Reviewed by MICHELE HEWITSON
George P. Pelecanos: Soul Circus
Soul Circus picks up from where Pelecanos left off with Hell to Pay. Which means it picks up the intriguing story of cop Derek Strange's love/hate affair with justice.
Granville Oliver is on death row. He's a drug dealer, a murderer and a corrupter of the young black men who wander the ghettos of Washington DC looking for a way into the criminal underground as a way out of their miserable home lives. These are the young men Strange spends his life trying to save. So why is Strange standing up for Oliver's right to live?
Pelecanos just gets better and better: he pushes you to the edge of understanding, challenges, probes, and writes of hope and despair like an angel with a broken wing and a hangover.
(Orion, $35)
* * *
Donna Leon: Uniform Justice
They do death well in Venice. Lovely setting for a murder. In Leon's books you get a good feed too. At least her melancholic copper, Commissario Brunetti, gets to eat well.
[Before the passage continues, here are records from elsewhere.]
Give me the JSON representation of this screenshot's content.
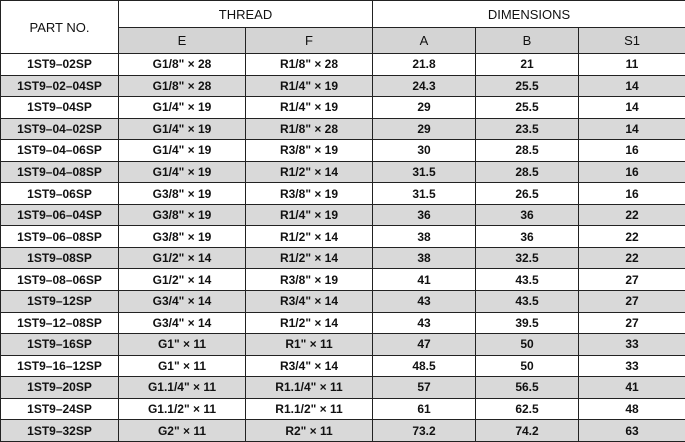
{
  "table": {
    "header": {
      "part_no": "PART NO.",
      "thread": "THREAD",
      "dimensions": "DIMENSIONS",
      "columns": [
        "E",
        "F",
        "A",
        "B",
        "S1"
      ]
    },
    "rows": [
      [
        "1ST9–02SP",
        "G1/8\" × 28",
        "R1/8\" × 28",
        "21.8",
        "21",
        "11"
      ],
      [
        "1ST9–02–04SP",
        "G1/8\" × 28",
        "R1/4\" × 19",
        "24.3",
        "25.5",
        "14"
      ],
      [
        "1ST9–04SP",
        "G1/4\" × 19",
        "R1/4\" × 19",
        "29",
        "25.5",
        "14"
      ],
      [
        "1ST9–04–02SP",
        "G1/4\" × 19",
        "R1/8\" × 28",
        "29",
        "23.5",
        "14"
      ],
      [
        "1ST9–04–06SP",
        "G1/4\" × 19",
        "R3/8\" × 19",
        "30",
        "28.5",
        "16"
      ],
      [
        "1ST9–04–08SP",
        "G1/4\" × 19",
        "R1/2\" × 14",
        "31.5",
        "28.5",
        "16"
      ],
      [
        "1ST9–06SP",
        "G3/8\" × 19",
        "R3/8\" × 19",
        "31.5",
        "26.5",
        "16"
      ],
      [
        "1ST9–06–04SP",
        "G3/8\" × 19",
        "R1/4\" × 19",
        "36",
        "36",
        "22"
      ],
      [
        "1ST9–06–08SP",
        "G3/8\" × 19",
        "R1/2\" × 14",
        "38",
        "36",
        "22"
      ],
      [
        "1ST9–08SP",
        "G1/2\" × 14",
        "R1/2\" × 14",
        "38",
        "32.5",
        "22"
      ],
      [
        "1ST9–08–06SP",
        "G1/2\" × 14",
        "R3/8\" × 19",
        "41",
        "43.5",
        "27"
      ],
      [
        "1ST9–12SP",
        "G3/4\" × 14",
        "R3/4\" × 14",
        "43",
        "43.5",
        "27"
      ],
      [
        "1ST9–12–08SP",
        "G3/4\" × 14",
        "R1/2\" × 14",
        "43",
        "39.5",
        "27"
      ],
      [
        "1ST9–16SP",
        "G1\" × 11",
        "R1\" × 11",
        "47",
        "50",
        "33"
      ],
      [
        "1ST9–16–12SP",
        "G1\" × 11",
        "R3/4\" × 14",
        "48.5",
        "50",
        "33"
      ],
      [
        "1ST9–20SP",
        "G1.1/4\" × 11",
        "R1.1/4\" × 11",
        "57",
        "56.5",
        "41"
      ],
      [
        "1ST9–24SP",
        "G1.1/2\" × 11",
        "R1.1/2\" × 11",
        "61",
        "62.5",
        "48"
      ],
      [
        "1ST9–32SP",
        "G2\" × 11",
        "R2\" × 11",
        "73.2",
        "74.2",
        "63"
      ]
    ]
  }
}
For Brunetti fine clothes, fine art and fine food are talismans against the dreary horror that is his life.
Here he is on soup: "He breathed deeply, hoping that the garlic would drive the misery out. If it could drive away vampires, then surely it could work its herbal magic against something as banal as misery."
The plot? Oh, that's pretty good too: a boy is found dead in Venice's top military academy. Brunetti has to deal with elitism, cover-ups and bungling bureaucrats.
(William Heinemann, $34.95)
* * *
Linda Fairstein: The Bone Vault
Jolly good place for a murder, a big old museum, I've always thought. All those long-dead things, what's a body or so more?
There are rich pickings in the Museum of Natural History. Assistant District Attorney Alex Cooper returns to find out what happened to a missing intern whose body has turned up in a sarcophagus.
There's plenty of scope here for horror: there are jars of bugs and other creepy things in those vaults, and some very peculiar people who have been living among jars of oddities for longer than anyone can remember.
The book is exhaustively researched - among her reference texts the fascinating-sounding Stuffed Animals and Pickled Heads - but Fairstein does rather lay it on.
(Little Brown, $34.95)
* * *
Gillian White: Copycat
Jeannie and Martha are unlikely friends. Jeannie's a control freak, Martha's a slob. Jeannie's uptight and suspicious, Martha's easy going and everyone's buddy. Jeannie's husband is a bit of a bore, Martha's husband is dashing and creative.
One of these women is going to end up killing the other. The supposed trick is to guess whodunnit.
The suburban claustrophobia is nicely evoked but White employs an irritating and lazy device to keep the guessing game going: each chapter begins with the last line of the previous chapter. And both women are so awful you hope that neither survives the final, all too predictable, pages.
(Bantam Press, $34.95)
* * *
Liz Rigbey: Summertime
Lucy Schaffer is a high flyer on Wall St. She lives alone, a long way from her family. Back home, which Lucy hasn't visited in years, are her father and sister, her ex-husband and her child's grave.
Then Lucy gets a call telling her that her father, a kindly, respected retired geology professor, is dead. His body is fished out of the sea and he didn't fall and he didn't jump.
There's something badly wrong with this little family, and with this little family's history. Who is repressing what memory?
Nicely paced, nicely nasty, but it does rather signal the culprit with all the subtlety of an axe in the head.